OLYMPIC PRIDE, AMERICAN PREJUDICE

The Untold Story of 18 African Americans Who Defied Jim Crow and Adolf Hitler To Compete in the 1936 Berlin Olympics

by Deborah Riley Draper & Travis Thrasher

Pub Date: Feb. 4th, 2020
ISBN: 978-1-5011-6215-2
Publisher: Atria

Jesse Owens wasn’t the only black athlete who excelled at the 1936 Berlin Olympics. This group portrait honors the others who helped prove Hitler wrong about white superiority in sports.

Eighteen African American athletes—16 men and 2 women—competed at the Berlin Olympics, all overshadowed by Owens’ spectacular victories. Without neglecting the star runner and long jumper, this companion to a 2016 movie celebrates the other black members of the American team, most of whom competed in track and field events.

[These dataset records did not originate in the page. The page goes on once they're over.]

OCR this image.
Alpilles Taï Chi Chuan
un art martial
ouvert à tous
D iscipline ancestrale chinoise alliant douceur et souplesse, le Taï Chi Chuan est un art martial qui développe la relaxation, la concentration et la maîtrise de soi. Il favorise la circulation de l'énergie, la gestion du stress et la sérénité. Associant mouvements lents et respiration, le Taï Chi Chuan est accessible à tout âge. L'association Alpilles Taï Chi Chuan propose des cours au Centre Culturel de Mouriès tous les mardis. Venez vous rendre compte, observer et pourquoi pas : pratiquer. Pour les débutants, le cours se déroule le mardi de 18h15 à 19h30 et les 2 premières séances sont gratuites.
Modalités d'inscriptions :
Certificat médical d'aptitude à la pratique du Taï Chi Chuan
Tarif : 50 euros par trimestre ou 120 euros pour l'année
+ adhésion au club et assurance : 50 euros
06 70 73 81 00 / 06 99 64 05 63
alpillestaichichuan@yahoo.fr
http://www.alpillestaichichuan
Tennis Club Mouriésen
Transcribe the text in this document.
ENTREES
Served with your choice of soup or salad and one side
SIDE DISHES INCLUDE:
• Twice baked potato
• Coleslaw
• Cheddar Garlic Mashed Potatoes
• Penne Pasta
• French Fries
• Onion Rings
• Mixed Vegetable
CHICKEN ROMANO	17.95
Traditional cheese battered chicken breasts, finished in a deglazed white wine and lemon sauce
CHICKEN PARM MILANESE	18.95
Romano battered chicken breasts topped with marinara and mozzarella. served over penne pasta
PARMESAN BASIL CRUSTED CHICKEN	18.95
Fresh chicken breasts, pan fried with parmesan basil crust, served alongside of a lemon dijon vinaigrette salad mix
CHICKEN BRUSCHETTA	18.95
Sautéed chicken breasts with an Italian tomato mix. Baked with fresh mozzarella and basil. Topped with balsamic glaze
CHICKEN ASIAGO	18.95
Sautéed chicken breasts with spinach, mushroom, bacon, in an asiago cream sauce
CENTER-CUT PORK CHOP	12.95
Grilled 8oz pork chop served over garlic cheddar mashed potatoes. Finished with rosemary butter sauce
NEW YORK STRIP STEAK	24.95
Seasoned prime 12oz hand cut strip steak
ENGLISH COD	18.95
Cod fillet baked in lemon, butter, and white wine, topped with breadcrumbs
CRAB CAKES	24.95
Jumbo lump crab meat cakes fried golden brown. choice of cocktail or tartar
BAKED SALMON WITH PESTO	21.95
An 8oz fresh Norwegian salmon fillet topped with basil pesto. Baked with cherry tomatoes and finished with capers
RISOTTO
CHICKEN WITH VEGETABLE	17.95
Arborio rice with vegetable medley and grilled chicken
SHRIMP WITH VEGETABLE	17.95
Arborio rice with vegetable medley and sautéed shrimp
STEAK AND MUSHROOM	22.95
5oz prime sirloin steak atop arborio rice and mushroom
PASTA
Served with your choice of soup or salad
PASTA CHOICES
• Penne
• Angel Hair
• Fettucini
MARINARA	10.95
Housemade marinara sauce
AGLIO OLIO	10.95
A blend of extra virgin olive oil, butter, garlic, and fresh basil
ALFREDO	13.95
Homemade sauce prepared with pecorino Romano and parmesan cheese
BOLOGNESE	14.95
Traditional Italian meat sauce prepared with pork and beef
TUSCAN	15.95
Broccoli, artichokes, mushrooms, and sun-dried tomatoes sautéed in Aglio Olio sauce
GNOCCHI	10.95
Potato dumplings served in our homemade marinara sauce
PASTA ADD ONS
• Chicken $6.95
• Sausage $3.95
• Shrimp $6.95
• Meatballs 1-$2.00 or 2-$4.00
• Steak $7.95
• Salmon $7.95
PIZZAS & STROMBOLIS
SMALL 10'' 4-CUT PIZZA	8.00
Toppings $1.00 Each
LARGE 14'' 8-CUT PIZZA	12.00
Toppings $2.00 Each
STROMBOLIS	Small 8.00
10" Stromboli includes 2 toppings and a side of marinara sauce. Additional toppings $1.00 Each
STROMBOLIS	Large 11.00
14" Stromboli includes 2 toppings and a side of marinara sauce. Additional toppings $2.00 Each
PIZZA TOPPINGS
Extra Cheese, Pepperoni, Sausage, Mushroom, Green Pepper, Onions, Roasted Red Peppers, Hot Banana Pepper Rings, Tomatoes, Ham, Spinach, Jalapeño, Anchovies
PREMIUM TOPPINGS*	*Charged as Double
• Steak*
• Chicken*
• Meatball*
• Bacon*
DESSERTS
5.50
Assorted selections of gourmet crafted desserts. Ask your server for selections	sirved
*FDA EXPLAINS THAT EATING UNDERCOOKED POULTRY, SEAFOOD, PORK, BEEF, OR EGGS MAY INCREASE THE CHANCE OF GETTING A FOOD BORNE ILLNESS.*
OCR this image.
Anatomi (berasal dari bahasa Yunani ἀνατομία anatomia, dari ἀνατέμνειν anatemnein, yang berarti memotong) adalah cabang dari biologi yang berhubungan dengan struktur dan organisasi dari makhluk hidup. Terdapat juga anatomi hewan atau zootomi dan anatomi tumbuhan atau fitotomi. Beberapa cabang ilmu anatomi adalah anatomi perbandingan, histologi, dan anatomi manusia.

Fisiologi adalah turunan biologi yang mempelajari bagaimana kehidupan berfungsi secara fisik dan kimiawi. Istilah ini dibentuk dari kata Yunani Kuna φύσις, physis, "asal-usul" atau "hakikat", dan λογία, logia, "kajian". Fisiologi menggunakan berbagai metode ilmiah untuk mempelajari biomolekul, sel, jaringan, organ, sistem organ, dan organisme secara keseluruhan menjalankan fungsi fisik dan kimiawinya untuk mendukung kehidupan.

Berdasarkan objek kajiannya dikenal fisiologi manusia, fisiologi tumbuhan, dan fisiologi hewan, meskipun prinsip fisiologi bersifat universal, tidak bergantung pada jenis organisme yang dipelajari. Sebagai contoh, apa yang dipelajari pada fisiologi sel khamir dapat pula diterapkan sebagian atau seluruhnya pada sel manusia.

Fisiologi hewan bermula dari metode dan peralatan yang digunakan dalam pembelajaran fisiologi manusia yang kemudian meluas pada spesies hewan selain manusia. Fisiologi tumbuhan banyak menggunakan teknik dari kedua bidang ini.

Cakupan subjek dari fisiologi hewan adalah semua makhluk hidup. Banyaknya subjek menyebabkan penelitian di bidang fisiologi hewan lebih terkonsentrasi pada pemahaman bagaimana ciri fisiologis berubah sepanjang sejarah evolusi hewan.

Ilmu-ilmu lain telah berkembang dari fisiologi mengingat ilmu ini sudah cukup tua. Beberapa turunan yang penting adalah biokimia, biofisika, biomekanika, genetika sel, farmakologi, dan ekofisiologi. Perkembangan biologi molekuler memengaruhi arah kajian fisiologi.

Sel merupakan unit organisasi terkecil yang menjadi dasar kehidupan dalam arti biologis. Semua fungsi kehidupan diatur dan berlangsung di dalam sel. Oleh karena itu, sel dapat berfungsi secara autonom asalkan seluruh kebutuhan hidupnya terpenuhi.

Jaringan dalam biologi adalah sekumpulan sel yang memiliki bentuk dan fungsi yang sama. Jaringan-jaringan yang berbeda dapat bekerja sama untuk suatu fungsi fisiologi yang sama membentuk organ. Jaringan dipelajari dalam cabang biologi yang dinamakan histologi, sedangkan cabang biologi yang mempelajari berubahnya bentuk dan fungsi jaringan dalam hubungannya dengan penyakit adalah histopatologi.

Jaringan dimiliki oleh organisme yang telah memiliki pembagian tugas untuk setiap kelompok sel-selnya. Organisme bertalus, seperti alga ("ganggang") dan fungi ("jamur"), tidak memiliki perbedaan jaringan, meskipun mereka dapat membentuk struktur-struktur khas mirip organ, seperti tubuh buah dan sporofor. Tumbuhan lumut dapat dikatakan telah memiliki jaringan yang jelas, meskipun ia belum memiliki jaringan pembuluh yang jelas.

As director Draper and veteran author Thrasher (American Omens: The Coming Fight for Faith: A Novel, 2019, etc.) show, many had overcome towering obstacles, including poverty, segregation, and pressure from black newspapers to boycott the Olympics. Whatever their challenges, the 17 lesser-known athletes stayed focused in Berlin, won 10 medals in addition to Owens’ four golds, and helped lay to rest Hitler’s myth of Aryan supremacy in sports. The authors describe competitors like 400-meter dash gold medalist Archie Williams in undemanding, present-tense prose well suited to a young adult audience: “Archie knows going back to school is a good thing. He will be bettering himself and not sitting around the house and getting into trouble.” This approach will hearten booksellers and librarians looking for inspiring, easy-to-read sports books for teenagers, but adult readers may be put off by oversimplified characterizations of Hitler and others: “The Nazi leader has no desire to race or compete. His idea of competition is to defeat his enemies or to make sure they can never line up against him in the first place.” Anyone seeking more complex nonfiction about U.S. athletes’ challenges in Berlin will find it in Daniel James Brown’s bestselling The Boys in the Boat or Andrew Maraniss’ recent young adult book Games of Deception.

A decent meal for sports-loving teenagers looking for role models but a thin soup for adults.